Титов приподнял одно плечо: не знал, что ответить, да и электрики, честно говоря, энергию не очень-то и берегли: фонари в «Лесу» часто горели и днем – платили-то не из своего кармана… И электричество было такое дешевое, что сейчас те цены вспоминаются как светлый нереальный сон.
– А? – Крючков колюче глянул на Титова сквозь очки.
– Наверное, профилактика, Владимир Александрович.
– Скажите, чтобы побыстрее заканчивали эту профилактику, – строго произнес Крючков и отпустил Титова.
Очень часто Крючков сидел в кабинете допоздна, работал. Как-то ему захотелось чаю, а буфетчицы уже не было, отпустили. Титов в это время дежурил в приемной. Крючков вызвал его:
– Заварите мне стакан чая.
Титов заварил. Нормальный крепкий чай, «рабочий», что называется, – голова от него делается ясной и усталость пропадает… Принес чай Крючкову – в серебряном подстаканнике, на подносе.
Взгляд у Крючкова мигом сделался колючим.
– Вы что, хотите меня отравить? Пойдемте, я научу вас, как правильно заваривать чай.
Бросил в стакан несколько чаинок, штук шесть, не больше, и залил кипятком.
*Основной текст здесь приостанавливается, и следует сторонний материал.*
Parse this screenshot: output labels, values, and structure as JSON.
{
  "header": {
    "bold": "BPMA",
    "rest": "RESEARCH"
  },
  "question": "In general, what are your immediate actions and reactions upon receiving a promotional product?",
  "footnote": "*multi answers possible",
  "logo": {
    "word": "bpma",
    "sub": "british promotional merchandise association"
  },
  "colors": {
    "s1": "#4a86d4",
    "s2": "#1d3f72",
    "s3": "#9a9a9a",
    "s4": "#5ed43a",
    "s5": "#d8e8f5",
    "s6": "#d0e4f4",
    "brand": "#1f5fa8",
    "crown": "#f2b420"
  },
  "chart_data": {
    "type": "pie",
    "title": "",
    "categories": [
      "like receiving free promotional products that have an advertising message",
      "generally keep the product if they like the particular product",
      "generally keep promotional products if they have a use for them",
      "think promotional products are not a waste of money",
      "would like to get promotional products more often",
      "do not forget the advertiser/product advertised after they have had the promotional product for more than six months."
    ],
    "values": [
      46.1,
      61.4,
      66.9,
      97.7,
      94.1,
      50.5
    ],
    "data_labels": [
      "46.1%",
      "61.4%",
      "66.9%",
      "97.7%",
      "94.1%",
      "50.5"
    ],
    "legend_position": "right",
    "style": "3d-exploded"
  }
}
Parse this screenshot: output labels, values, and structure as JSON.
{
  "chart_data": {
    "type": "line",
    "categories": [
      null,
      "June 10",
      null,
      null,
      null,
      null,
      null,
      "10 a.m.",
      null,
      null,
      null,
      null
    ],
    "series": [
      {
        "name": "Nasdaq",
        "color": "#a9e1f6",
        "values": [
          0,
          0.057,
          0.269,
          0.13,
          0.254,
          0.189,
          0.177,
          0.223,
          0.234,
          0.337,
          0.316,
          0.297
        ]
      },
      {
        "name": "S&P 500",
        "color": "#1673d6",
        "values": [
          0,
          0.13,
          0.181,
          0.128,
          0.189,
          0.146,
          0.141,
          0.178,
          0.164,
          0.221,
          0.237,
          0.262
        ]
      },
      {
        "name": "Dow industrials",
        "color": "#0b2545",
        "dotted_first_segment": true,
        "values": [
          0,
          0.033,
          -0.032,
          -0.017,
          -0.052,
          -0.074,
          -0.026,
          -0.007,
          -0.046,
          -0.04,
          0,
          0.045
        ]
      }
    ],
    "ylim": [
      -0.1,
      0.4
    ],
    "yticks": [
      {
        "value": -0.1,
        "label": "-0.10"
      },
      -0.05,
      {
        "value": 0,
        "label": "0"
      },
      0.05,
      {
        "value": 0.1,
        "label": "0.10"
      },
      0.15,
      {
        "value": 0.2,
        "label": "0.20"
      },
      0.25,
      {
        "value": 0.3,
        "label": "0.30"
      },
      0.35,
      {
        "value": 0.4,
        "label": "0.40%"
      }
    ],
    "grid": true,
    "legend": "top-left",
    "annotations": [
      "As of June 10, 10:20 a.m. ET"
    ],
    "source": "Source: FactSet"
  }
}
– Вот так надо заваривать чай.
В «Лесу», по дороге от главного корпуса к дачам, располагалось небольшое уютное озерцо. Там поселилась утка и жила несколько лет, выводила утят, иногда даже зимовала, иногда, если предугадывала январские и февральские холода, улетала на юг.
Как-то Крючков появился в приемной раздосадованный:
– Вчера у утки было десять утят, а сегодня только девять. Где десятый?
– Ворона утащила, Владимир Александрович, – виновато произнес Титов.
– Отстрелять ворону! – жестким тоном произнес Крючков.
Все это мелочи, третьестепенные детали, но без них, как ни странно, не существовал сложный, очень мудрый механизм, именуемый разведкой. Здесь, в «Лесу», учитывалось все. И сейчас все это вспоминается с теплом и благодарностью. И самим Титовым, и его товарищем Мацуленко Юрием Сергеевичем, о котором я еще расскажу, и многими другими, кто связал свою жизнь с «Лесом». Средний пласт «Леса» – это множество сотрудников, переплетения судеб и сложные жизненные перипетии, это встречи и расставания, это жесткая работа над секретными документами и слухи, которые ходили среди работников различных управлений разведки.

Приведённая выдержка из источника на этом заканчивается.